Python API for Conversion
from boomer.io import load_kb, save_kb
# Load from any format (auto-detected)
kb = load_kb('input.ptable.tsv')
kb = load_kb('data.json')
kb = load_kb('data.yaml')
# Save to any format
save_kb(kb, 'output.json', format='json')
save_kb(kb, 'output.yaml', format='yaml')

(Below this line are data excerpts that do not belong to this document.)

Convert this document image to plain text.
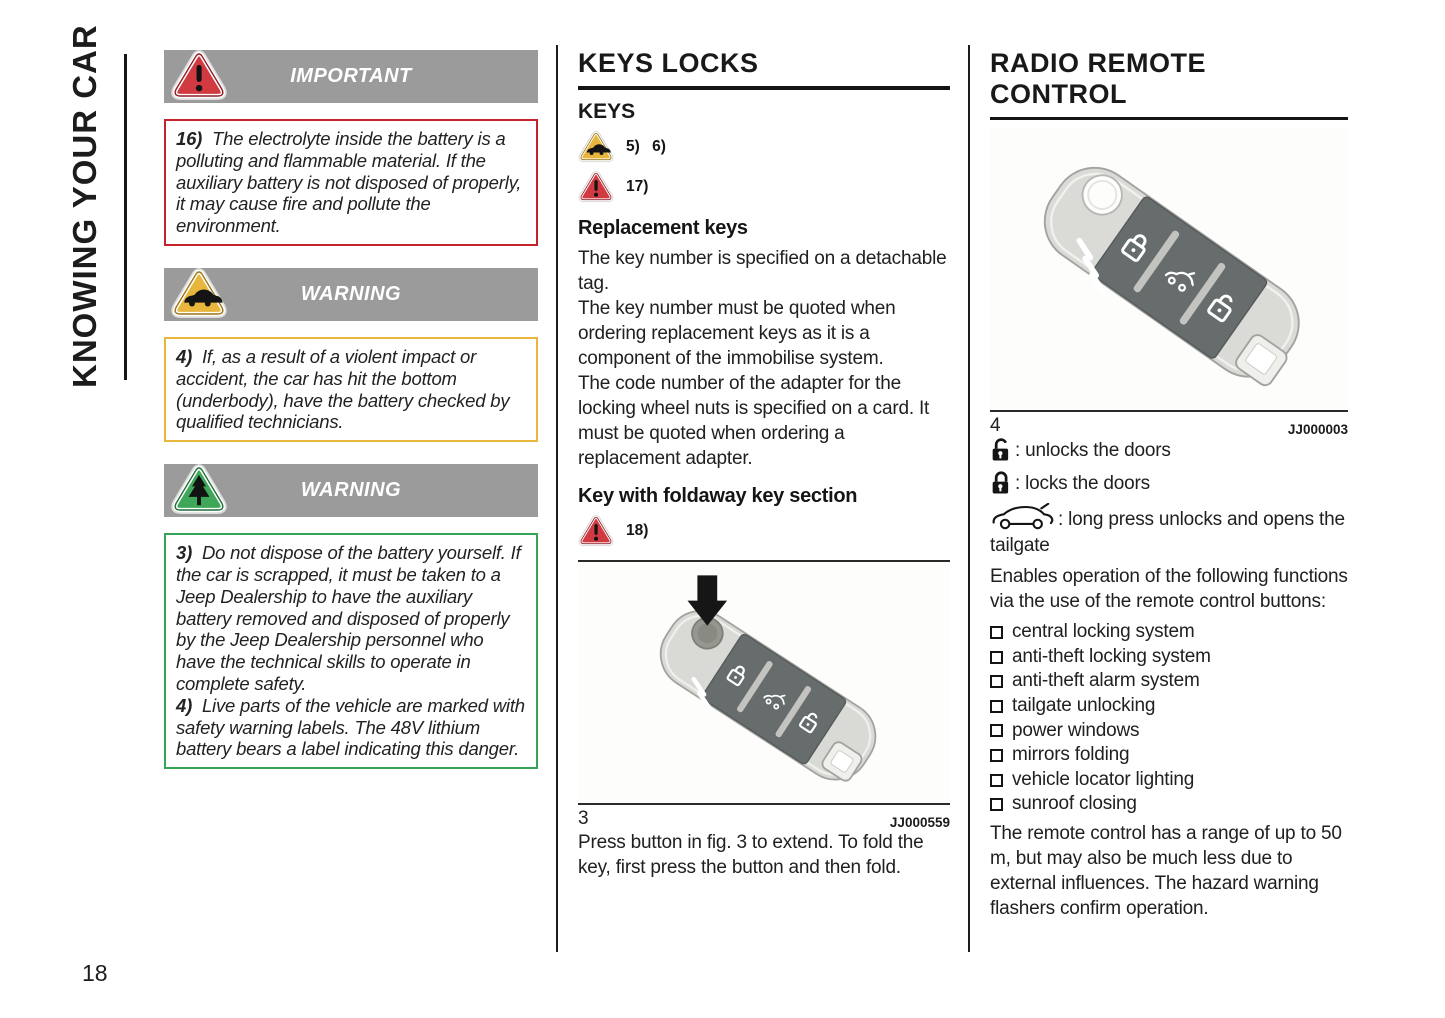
KNOWING YOUR CAR
18
IMPORTANT

16) The electrolyte inside the battery is a polluting and flammable material. If the auxiliary battery is not disposed of properly, it may cause fire and pollute the environment.

WARNING

4) If, as a result of a violent impact or accident, the car has hit the bottom (underbody), have the battery checked by qualified technicians.

WARNING

3) Do not dispose of the battery yourself. If the car is scrapped, it must be taken to a Jeep Dealership to have the auxiliary battery removed and disposed of properly by the Jeep Dealership personnel who have the technical skills to operate in complete safety.

4) Live parts of the vehicle are marked with safety warning labels. The 48V lithium battery bears a label indicating this danger.

KEYS LOCKS
KEYS
5) 6)
17)
Replacement keys

The key number is specified on a detachable tag.

The key number must be quoted when ordering replacement keys as it is a component of the immobilise system.

The code number of the adapter for the locking wheel nuts is specified on a card. It must be quoted when ordering a replacement adapter.

Key with foldaway key section
18)
3	JJ000559

Press button in fig. 3 to extend. To fold the key, first press the button and then fold.

RADIO REMOTE CONTROL
4	JJ000003

: unlocks the doors

: locks the doors

: long press unlocks and opens the tailgate

Enables operation of the following functions via the use of the remote control buttons:

central locking system
anti-theft locking system
anti-theft alarm system
tailgate unlocking
power windows
mirrors folding
vehicle locator lighting
sunroof closing

The remote control has a range of up to 50 m, but may also be much less due to external influences. The hazard warning flashers confirm operation.
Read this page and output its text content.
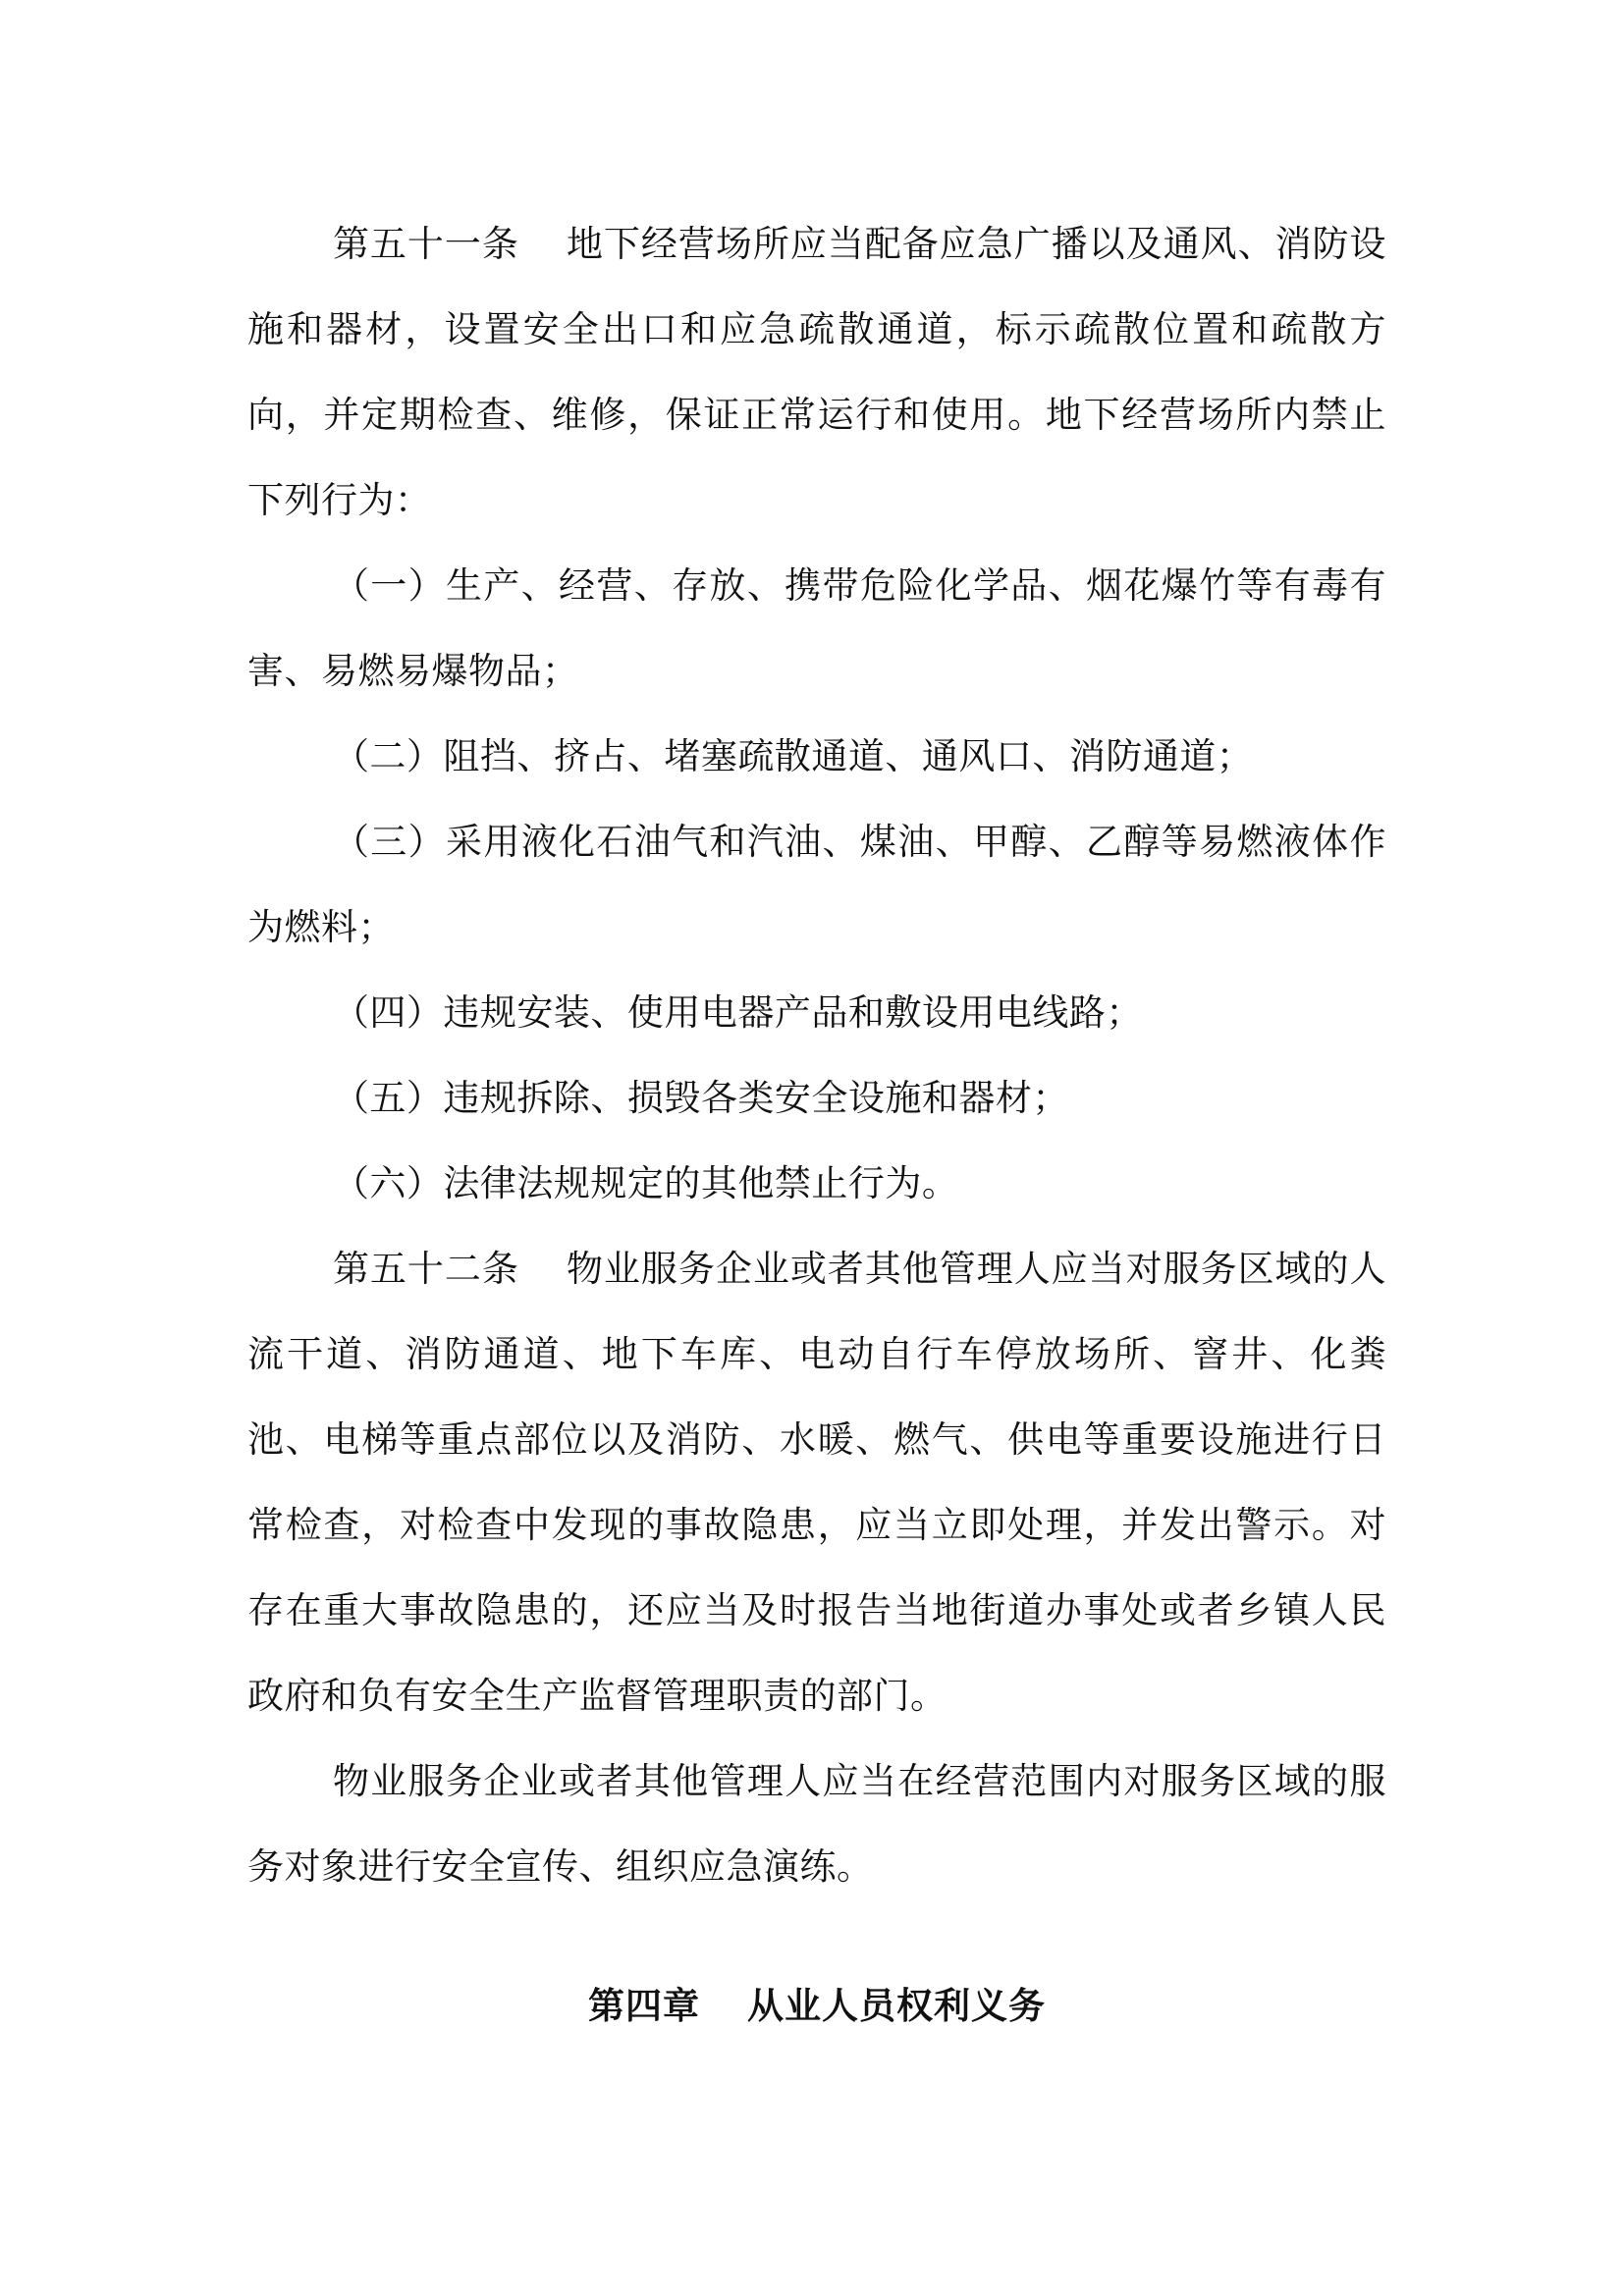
第五十一条 地下经营场所应当配备应急广播以及通风、消防设施和器材，设置安全出口和应急疏散通道，标示疏散位置和疏散方向，并定期检查、维修，保证正常运行和使用。地下经营场所内禁止下列行为：

（一）生产、经营、存放、携带危险化学品、烟花爆竹等有毒有害、易燃易爆物品；

（二）阻挡、挤占、堵塞疏散通道、通风口、消防通道；

（三）采用液化石油气和汽油、煤油、甲醇、乙醇等易燃液体作为燃料；

（四）违规安装、使用电器产品和敷设用电线路；

（五）违规拆除、损毁各类安全设施和器材；

（六）法律法规规定的其他禁止行为。

第五十二条 物业服务企业或者其他管理人应当对服务区域的人流干道、消防通道、地下车库、电动自行车停放场所、窨井、化粪池、电梯等重点部位以及消防、水暖、燃气、供电等重要设施进行日常检查，对检查中发现的事故隐患，应当立即处理，并发出警示。对存在重大事故隐患的，还应当及时报告当地街道办事处或者乡镇人民政府和负有安全生产监督管理职责的部门。

物业服务企业或者其他管理人应当在经营范围内对服务区域的服务对象进行安全宣传、组织应急演练。

第四章 从业人员权利义务
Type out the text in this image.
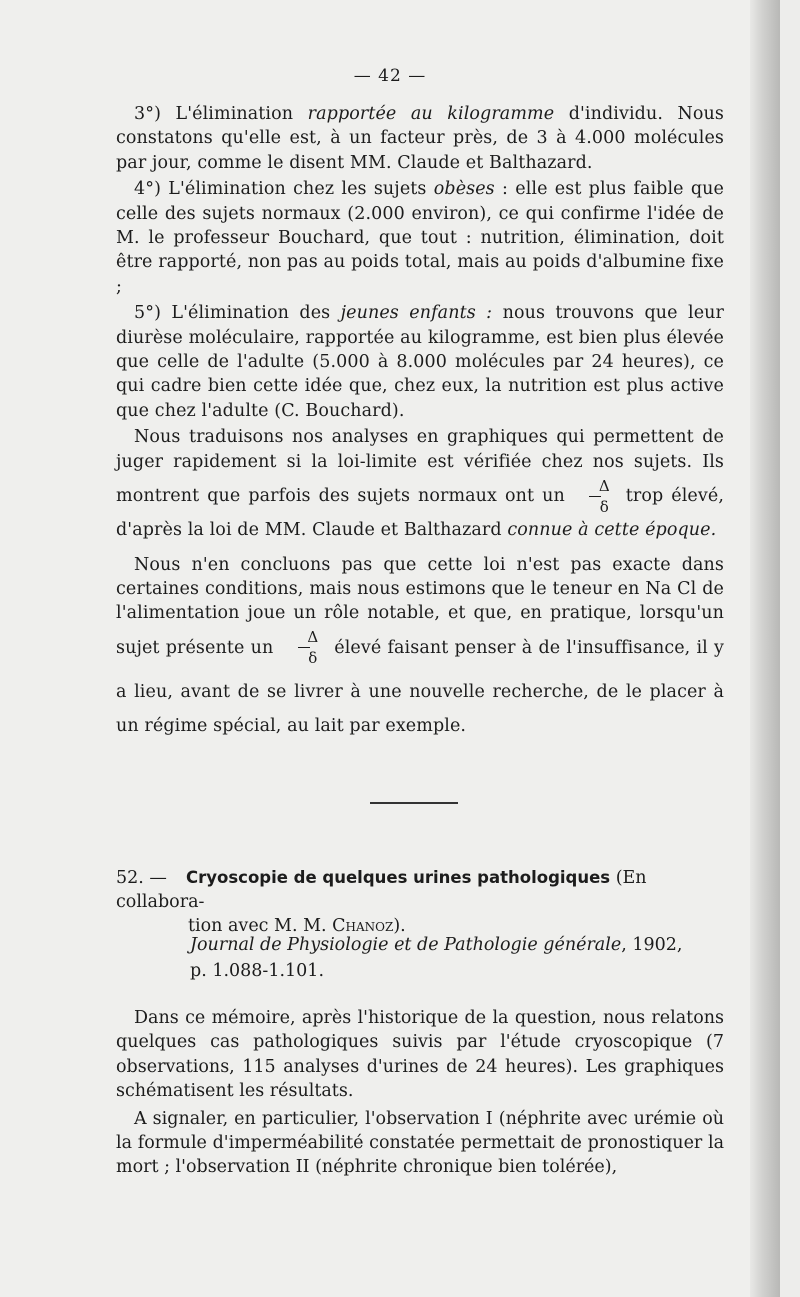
— 42 —

3°) L'élimination rapportée au kilogramme d'individu. Nous constatons qu'elle est, à un facteur près, de 3 à 4.000 molécules par jour, comme le disent MM. Claude et Balthazard.

4°) L'élimination chez les sujets obèses : elle est plus faible que celle des sujets normaux (2.000 environ), ce qui confirme l'idée de M. le professeur Bouchard, que tout : nutrition, élimination, doit être rapporté, non pas au poids total, mais au poids d'albumine fixe ;

5°) L'élimination des jeunes enfants : nous trouvons que leur diurèse moléculaire, rapportée au kilogramme, est bien plus élevée que celle de l'adulte (5.000 à 8.000 molécules par 24 heures), ce qui cadre bien cette idée que, chez eux, la nutrition est plus active que chez l'adulte (C. Bouchard).

Nous traduisons nos analyses en graphiques qui permettent de juger rapidement si la loi-limite est vérifiée chez nos sujets. Ils montrent que parfois des sujets normaux ont un $\frac{\Delta}{\delta}$ trop élevé, d'après la loi de MM. Claude et Balthazard connue à cette époque.

Nous n'en concluons pas que cette loi n'est pas exacte dans certaines conditions, mais nous estimons que le teneur en Na Cl de l'alimentation joue un rôle notable, et que, en pratique, lorsqu'un sujet présente un $\frac{\Delta}{\delta}$ élevé faisant penser à de l'insuffisance, il y a lieu, avant de se livrer à une nouvelle recherche, de le placer à un régime spécial, au lait par exemple.

52. — Cryoscopie de quelques urines pathologiques (En collabora-
tion avec M. M. Chanoz).
Journal de Physiologie et de Pathologie générale, 1902,
p. 1.088-1.101.

Dans ce mémoire, après l'historique de la question, nous relatons quelques cas pathologiques suivis par l'étude cryoscopique (7 observations, 115 analyses d'urines de 24 heures). Les graphiques schématisent les résultats.

A signaler, en particulier, l'observation I (néphrite avec urémie où la formule d'imperméabilité constatée permettait de pronostiquer la mort ; l'observation II (néphrite chronique bien tolérée),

# Note: PTable output not yet supported
# save_kb(kb, 'output.tsv', format='ptable') # Not implemented
Grid Search Configuration
Grid search uses YAML or JSON to specify parameter combinations:
# grid_config.yaml
configurations:
- {} # Default configuration
configuration_matrix:
max_pfacts_per_clique: [100, 150, 200]
max_candidate_solutions: [100, 200]
timeout_seconds: [2, 10]
pr_filter: [0.2, 0.4, 0.6, 0.8]
Usage:
Format Selection
BOOMER automatically detects formats based on file extensions, but you can explicitly specify formats when needed:
# Auto-detection (recommended)
boomer-cli solve data.json
boomer-cli solve data.yaml
boomer-cli solve data.ptable.tsv
# Explicit format specification
boomer-cli solve data -f json
boomer-cli solve data -f yaml
boomer-cli solve data.tsv -f ptable
# Output format specification
boomer-cli solve input.json -O yaml -o solution.yaml
boomer-cli solve input.yaml -O tsv -o solution.tsv
Best Practices
- Use YAML/JSON for complex KBs - When you have metadata, multiple fact types, or need version control
- Use PTable for simple mappings - When you have straightforward probabilistic mappings
- Use Python modules for dynamic KBs - When you need to generate facts programmatically
- Use TSV output for analysis - Easy to import into spreadsheets or data analysis tools
- Use JSON/YAML output for integration - Machine-readable formats for downstream processing
Future: OWL Support
Future releases will support OWL (Web Ontology Language) for: - Importing existing OWL ontologies - Exporting BOOMER solutions to OWL format - Integration with standard ontology tools - Support for OWL axioms and annotations
This will enable BOOMER to work seamlessly with existing semantic web infrastructure and ontology management systems.